Генеральная репетиция | страница 37



Вечером пошел дождь. Лаяли собаки — безостановочно и надсадно.

В сотый раз я оглядел свою комнату: в центре стола красовался тыквенный пирог, цветы я расставил по всем углам и зажег свечи.

Тогда еще не было написано замечательное стихотворение Пастернака, еще не пришла мода ужинать при свечах — просто свет в городе вырубали в девять часов вечера, а керосиновая лампа стоила на рынке целое состояние.

Я ходил по комнате и сочинял для Юли стихи.

В тот первый военный год я написал довольно много стихов, но черновики я все растерял, стихи позабыл, а вот эти две альбомные строфы почему-то запомнил:

Лают азиатские собаки,
Гром ночной играет вдалеке…
Мне б ходить в черкеске и папахе,
А не в этом глупом пиджаке!
Мне б кинжал у талии осиной
И коня — земную благодать,
Чтоб с тобою, с самою красивой,
На скаку желанье загадать!..

Еще задолго до двенадцати я услышал быстрый и тихий стук.

Как во многих южных домах, дверь моей комнаты открывалась прямо на улицу. Сначала, в дождливой темноте, которую не подсвечивало даже зарево пожара, я вовсе ничего не мог различить. Потом, вглядевшись, я увидел странное зрелище — двух оседланных лошадей.

— Что такое? — спросил я. — Кто?

— Тихо — проговорил кто-то шепотом, невысокая фигура в бурке отделилась от лошадей и я узнал своего приятеля, поэта Арби Мамакаева, которого за буйный нрав называли чеченским Есениным. — Собирайся, Александр, поехали!

— Куда? — изумился я.

Арби притянул меня к себе за плечи и зашептал мне в самое лицо:

— У нас точные сведения… Немцы будут в Грозном через неделю… Ты чужой, ты еврей, ты дурацкие спектакли играл — тебя сразу повесят! А в горах мы тебя спрячем! Поехали!..

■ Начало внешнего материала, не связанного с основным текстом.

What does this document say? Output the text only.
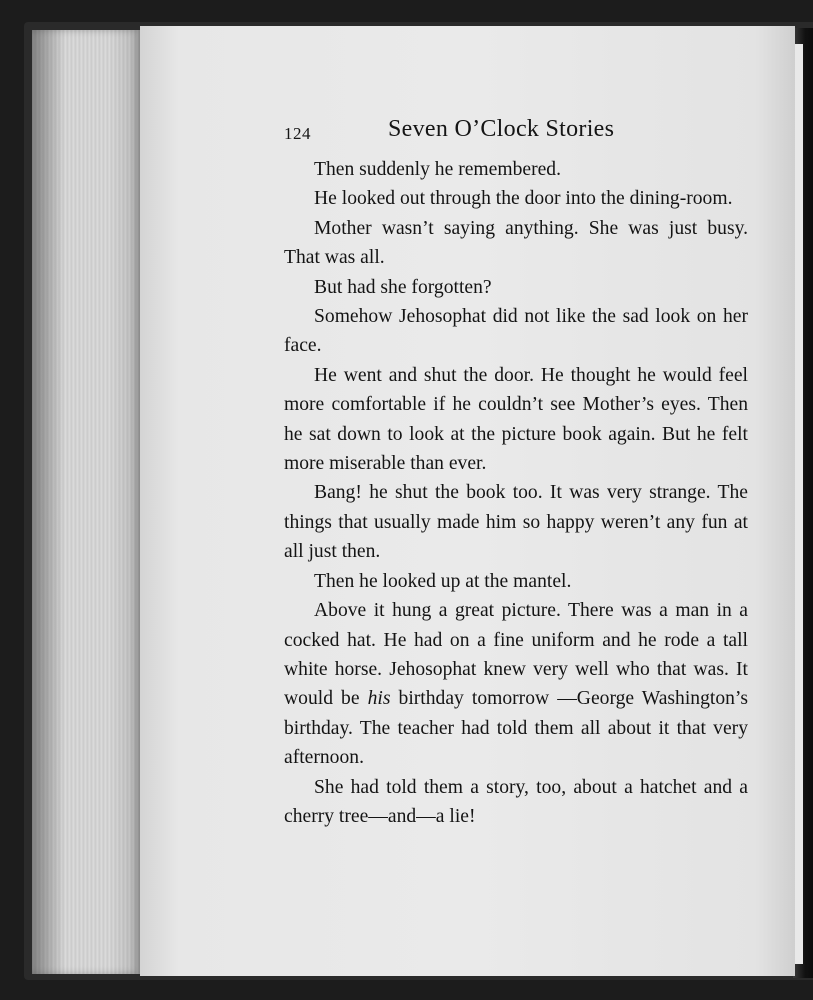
124	Seven O’Clock Stories

Then suddenly he remembered.

He looked out through the door into the dining-room.

Mother wasn’t saying anything. She was just busy. That was all.

But had she forgotten?

Somehow Jehosophat did not like the sad look on her face.

He went and shut the door. He thought he would feel more comfortable if he couldn’t see Mother’s eyes. Then he sat down to look at the picture book again. But he felt more miserable than ever.

Bang! he shut the book too. It was very strange. The things that usually made him so happy weren’t any fun at all just then.

Then he looked up at the mantel.

Above it hung a great picture. There was a man in a cocked hat. He had on a fine uniform and he rode a tall white horse. Jehosophat knew very well who that was. It would be his birthday tomorrow —George Washington’s birthday. The teacher had told them all about it that very afternoon.

She had told them a story, too, about a hatchet and a cherry tree—and—a lie!
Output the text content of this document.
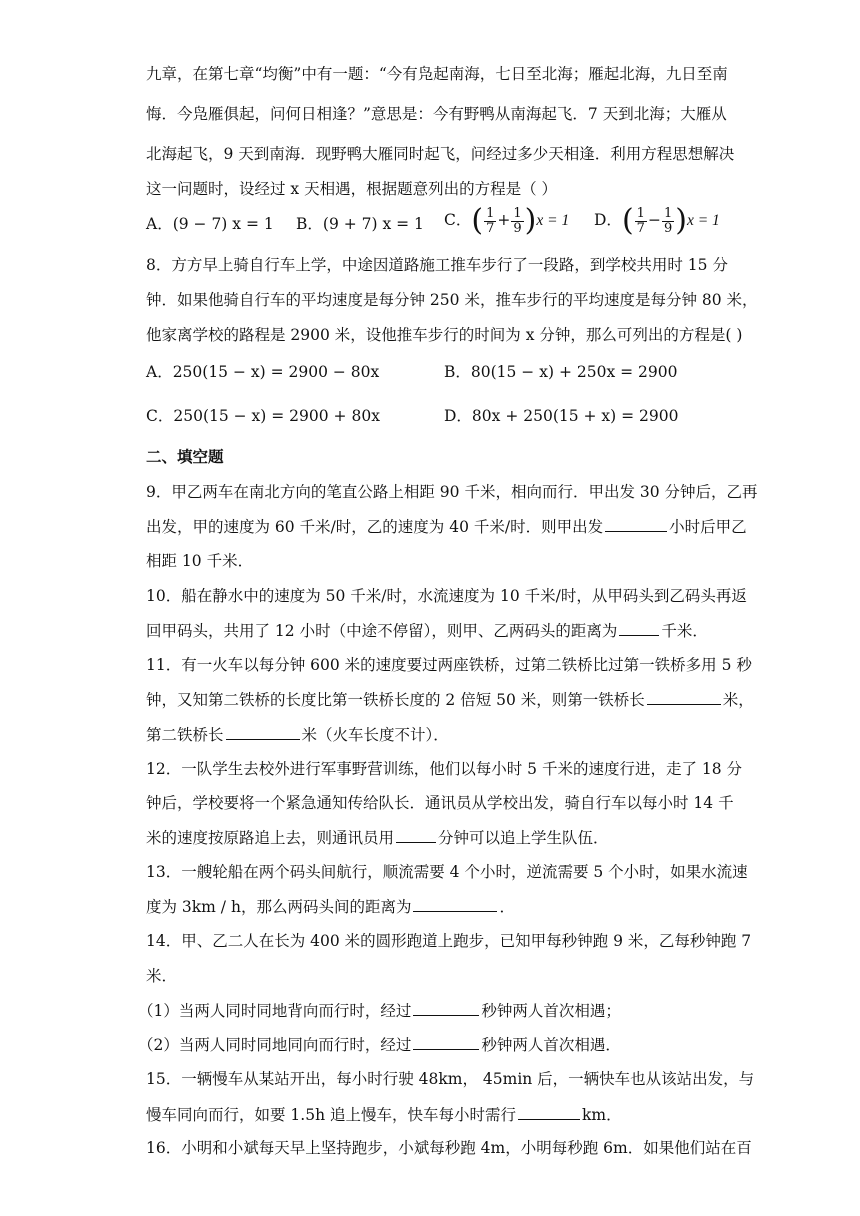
九章，在第七章“均衡”中有一题：“今有凫起南海，七日至北海；雁起北海，九日至南
悔．今凫雁俱起，问何日相逢？”意思是：今有野鸭从南海起飞．7 天到北海；大雁从
北海起飞，9 天到南海．现野鸭大雁同时起飞，问经过多少天相逢．利用方程思想解决
这一问题时，设经过 x 天相遇，根据题意列出的方程是（ ）
A．(9 − 7) x = 1 B．(9 + 7) x = 1 C．( $\frac{1}{7} + \frac{1}{9} )x = 1$ D．( $\frac{1}{7} - \frac{1}{9} )x = 1$
8．方方早上骑自行车上学，中途因道路施工推车步行了一段路，到学校共用时 15 分
钟．如果他骑自行车的平均速度是每分钟 250 米，推车步行的平均速度是每分钟 80 米，
他家离学校的路程是 2900 米，设他推车步行的时间为 x 分钟，那么可列出的方程是( )
A．250(15 − x) = 2900 − 80x	B．80(15 − x) + 250x = 2900
C．250(15 − x) = 2900 + 80x	D．80x + 250(15 + x) = 2900
二、填空题
9．甲乙两车在南北方向的笔直公路上相距 90 千米，相向而行．甲出发 30 分钟后，乙再
出发，甲的速度为 60 千米/时，乙的速度为 40 千米/时．则甲出发	小时后甲乙
相距 10 千米．
10．船在静水中的速度为 50 千米/时，水流速度为 10 千米/时，从甲码头到乙码头再返
回甲码头，共用了 12 小时（中途不停留），则甲、乙两码头的距离为	千米．
11．有一火车以每分钟 600 米的速度要过两座铁桥，过第二铁桥比过第一铁桥多用 5 秒
钟，又知第二铁桥的长度比第一铁桥长度的 2 倍短 50 米，则第一铁桥长	米，
第二铁桥长	米（火车长度不计）．
12．一队学生去校外进行军事野营训练，他们以每小时 5 千米的速度行进，走了 18 分
钟后，学校要将一个紧急通知传给队长．通讯员从学校出发，骑自行车以每小时 14 千
米的速度按原路追上去，则通讯员用	分钟可以追上学生队伍．
13．一艘轮船在两个码头间航行，顺流需要 4 个小时，逆流需要 5 个小时，如果水流速
度为 3km / h，那么两码头间的距离为	．
14．甲、乙二人在长为 400 米的圆形跑道上跑步，已知甲每秒钟跑 9 米，乙每秒钟跑 7
米．
（1）当两人同时同地背向而行时，经过	秒钟两人首次相遇；
（2）当两人同时同地同向而行时，经过	秒钟两人首次相遇．
15．一辆慢车从某站开出，每小时行驶 48km， 45min 后，一辆快车也从该站出发，与
慢车同向而行，如要 1.5h 追上慢车，快车每小时需行	km．
16．小明和小斌每天早上坚持跑步，小斌每秒跑 4m，小明每秒跑 6m．如果他们站在百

А я никуда не мог ехать — я ждал Юлю!

— Я не поеду, Арби, — сказал я.

— Ты совсем дурак? — грозно спросил меня Арби.

— Слушай, — попытался я найти компромисс, — вот что — приезжай за мной утром.

— Ты совсем дурак! — уже утвердительно повторил Арби. — Я сейчас еле проехал… Патрули всюду… Ты поедешь?

— Нет, — сказал я.

Арби молча сплюнул, повернулся ко мне спиной и медленно, тихо увел лошадей в темноту.

А Юля не пришла. А я, под утро, свалился в приступе жесточайшей лихорадки — у меня время от времени бывают такие непонятные приступы, которые не сумел разгадать еще ни один врач.

Дня через два меня пришли проведать актеры нашего театра.

Они рассказали мне, что в ночь с девятнадцатого на двадцатое октября — в ту самую ночь — муж Юли Идрыс Дочаев в начале двенадцатого застрелился в своем служебном кабинете.